Yamaha's Tele - Mike Stern

Lick Of The Week with Stevie K

Drone tone depicting the beautiful Key of D and flowing through the key unobstructed.

Staccato or Legato: 1 2 4,  1 3 5,  1 3 4

The Yamaha Guitar Development (YGD) facility opened in North Hollywood in 1989.

The design team, headed by Rich Lasner formerly of Ibanez, was given the freedom to modify and customize existing Yamaha models and create new ones. 

They kind of had an open door policy and relied on extensive feedback from L.A. musicians.   

By far the most popular model to evolve from this group was the double cut Pacifica, some of which were made in the USA in the early days. 

However, the first one they delivered was the Weddington (Custom, Classic, & Special).  Yammi’s original play on the Les Paul but with a more sophisticated circuitry. 

Arguably borrowing from the upper half of the Weddington shape eventually came Yamaha’s Pacifica t-style in 1994 which consisted of both hot-rodded shredder models (trem and humbuckers) and more traditional single coil appropriations.  

The higher end production models were built in Japan and assembled in Taiwan. The less expensive models were made in Taiwan.   

The absolute fanciest t-style of the bunch, the USA-1, was built in North Hollywood and came out in 1995.

These early Pacifica models lay the foundation for an eventual deal between Yamaha and jazz guitarist Mike Stern.

Mike was a Tele player and before the collaboration his main guitar was a Tele he bought from Danny Gatton who had gotten it from Roy Buchanan. That guitar was stolen at gunpoint in a Boston bus station and thereafter Mike was playing a partscaster.   

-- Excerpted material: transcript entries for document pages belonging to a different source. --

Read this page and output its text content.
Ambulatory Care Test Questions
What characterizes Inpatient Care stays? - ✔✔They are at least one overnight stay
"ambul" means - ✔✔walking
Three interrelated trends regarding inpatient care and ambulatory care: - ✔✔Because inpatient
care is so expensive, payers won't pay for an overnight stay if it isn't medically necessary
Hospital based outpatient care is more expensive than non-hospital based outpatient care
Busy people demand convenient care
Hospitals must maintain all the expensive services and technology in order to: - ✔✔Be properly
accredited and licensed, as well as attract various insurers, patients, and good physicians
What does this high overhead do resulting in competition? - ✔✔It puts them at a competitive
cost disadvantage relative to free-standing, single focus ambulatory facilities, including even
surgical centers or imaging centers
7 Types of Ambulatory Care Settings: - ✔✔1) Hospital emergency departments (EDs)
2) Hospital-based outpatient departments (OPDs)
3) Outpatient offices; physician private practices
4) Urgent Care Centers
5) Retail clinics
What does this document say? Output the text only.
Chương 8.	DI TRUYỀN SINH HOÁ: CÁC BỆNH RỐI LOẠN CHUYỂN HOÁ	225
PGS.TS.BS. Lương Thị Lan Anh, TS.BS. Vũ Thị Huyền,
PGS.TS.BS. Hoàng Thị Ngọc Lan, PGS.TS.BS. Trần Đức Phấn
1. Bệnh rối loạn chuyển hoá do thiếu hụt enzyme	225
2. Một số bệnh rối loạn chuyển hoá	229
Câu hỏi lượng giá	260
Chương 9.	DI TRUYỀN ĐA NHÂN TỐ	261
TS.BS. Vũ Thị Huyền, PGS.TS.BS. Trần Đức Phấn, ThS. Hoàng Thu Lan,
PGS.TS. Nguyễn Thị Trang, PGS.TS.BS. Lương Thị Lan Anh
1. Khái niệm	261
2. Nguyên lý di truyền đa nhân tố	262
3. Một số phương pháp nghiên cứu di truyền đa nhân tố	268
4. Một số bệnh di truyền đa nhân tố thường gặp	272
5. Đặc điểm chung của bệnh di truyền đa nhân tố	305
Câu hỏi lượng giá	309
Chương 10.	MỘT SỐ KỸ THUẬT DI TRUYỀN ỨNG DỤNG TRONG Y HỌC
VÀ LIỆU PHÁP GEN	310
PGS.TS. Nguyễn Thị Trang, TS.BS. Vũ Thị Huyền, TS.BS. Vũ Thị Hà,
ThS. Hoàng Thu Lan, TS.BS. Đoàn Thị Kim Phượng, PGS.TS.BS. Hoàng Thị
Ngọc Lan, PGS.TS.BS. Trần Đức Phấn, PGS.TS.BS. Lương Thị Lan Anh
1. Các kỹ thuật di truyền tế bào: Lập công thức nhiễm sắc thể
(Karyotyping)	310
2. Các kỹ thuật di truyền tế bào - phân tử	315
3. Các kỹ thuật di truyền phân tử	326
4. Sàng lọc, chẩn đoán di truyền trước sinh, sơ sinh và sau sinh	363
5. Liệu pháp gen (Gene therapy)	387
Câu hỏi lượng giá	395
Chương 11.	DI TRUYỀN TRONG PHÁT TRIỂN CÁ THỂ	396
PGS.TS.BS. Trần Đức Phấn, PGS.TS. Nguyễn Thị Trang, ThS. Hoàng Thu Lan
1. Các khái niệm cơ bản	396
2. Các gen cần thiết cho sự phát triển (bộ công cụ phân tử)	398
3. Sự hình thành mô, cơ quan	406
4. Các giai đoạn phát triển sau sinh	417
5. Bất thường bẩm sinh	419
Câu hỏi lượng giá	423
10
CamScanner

In the early 90s Yamaha approached Mike before about a signature guitar, but being a self-described “one-guitar guy” he remained satisfied with the partscaster.  Around 1995 Yamaha presented the idea to Mike again and this time he was game.  

The result was the PAC1511MS and it debuted in 1997. Built exactly to his specifications including matching the weight of the partscaster his original had a Seymour Duncan ‘59 in the neck and a Duncan Hot Rails in the bridge.   

Otherwise it’s a straightforward guitar, ash body, maple neck, and 3-way pickup selector.

Notes: The latest model number of this guitar from Yamaha is the 1611MS.  The difference being Yamaha’s “Initial Response Acceleration” wood treatment finish.  And about the same time Cornell Dupree had a signature t-style guitar with Yamaha in a SSH pickup configuration. The budget version of Mike’s guitar is the 311MS, made in Taiwan, and was cataloged from 1999-2004.



I have played and loved a Pacifica. Now I have seller’s remorse. Never again I tell ya! Yamaha does good. I must brag about seeing Roy Buchanan at Fitzgerald’s in Houston Texas back in the day. What a show! Danny Gatton is one of my influences and have video of him performing. Those two are part of the reason I play. They gave me something to reach for.

Keith Amyx

Steve, with regard to your nomenclature, what do you mean by 1 2 4? In the video, when you play what you have deemed the 1 2 4, it looks and sounds as though you are playing 5 or 6 notes (not 3). Same for the 1 3 5 and 1 3 4. Anyway, wonderful lick of the week! Thank you in advance for replying to my question regarding it.